PH Denaturation of dsRNA for mRNA Purification

The presence of double‑stranded RNA is a long‑standing bottleneck in mRNA biomanufacturing, triggering innate immune responses that can blunt vaccine potency and therapeutic safety. Traditional downstream strategies—cellulose filtration for dsRNA removal or reverse‑phase chromatography—suffer from low product recovery or reliance on harsh organic solvents, respectively. As the mRNA market accelerates, manufacturers demand a solution that preserves yield, maintains product integrity, and fits within existing purification trains.
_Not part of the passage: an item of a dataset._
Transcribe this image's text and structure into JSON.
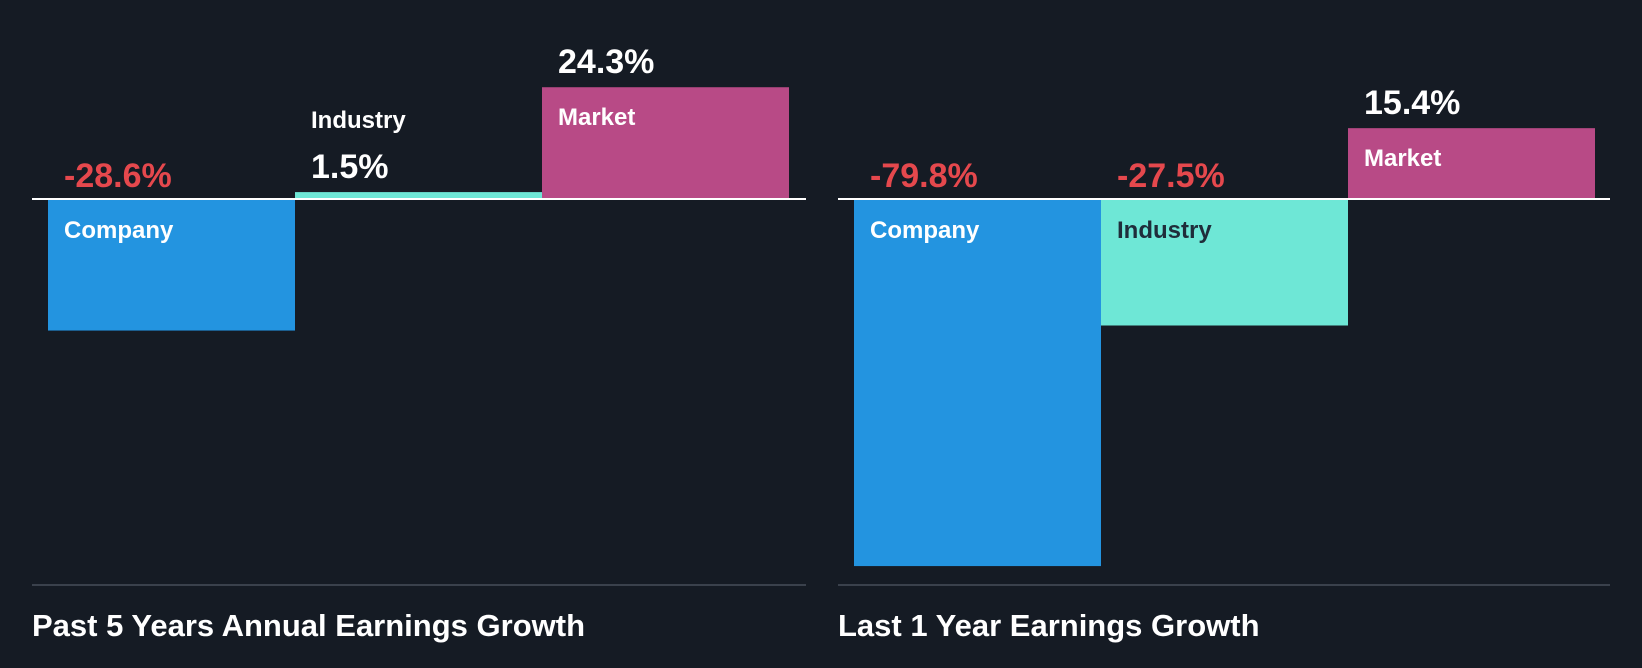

The newly reported low‑pH denaturation protocol exploits the pH‑sensitivity of hydrogen bonds between adenine‑cytosine pairs, causing dsRNA to unravel in under five seconds at pH 3.5 or lower. Empirical data across 1‑10 kb constructs show dsRNA immunoblot signals vanish, while mRNA integrity remains intact, delivering >90% recovery and a >5‑fold increase in functional expression in A549 cells. Crucially, the method dovetails with oligo‑dT affinity chromatography, a clinically validated platform, by performing an inline acidic pre‑treatment that prevents dsRNA re‑formation when salts are later introduced for binding.

From a commercial perspective, the process is inexpensive, scalable, and free of hazardous reagents, aligning with GMP constraints and reducing capital expenditures on specialized chromatography skids. Its reversibility in the presence of kosmotropic salts underscores the need for careful process integration, but also offers flexibility for downstream formulation steps. As mRNA therapeutics move toward gram‑scale clinical batches, this pH‑based dsRNA mitigation could become a standard pre‑purification step, delivering higher yields, lower immunogenicity, and faster time‑to‑market for next‑generation vaccines and gene‑editing therapies.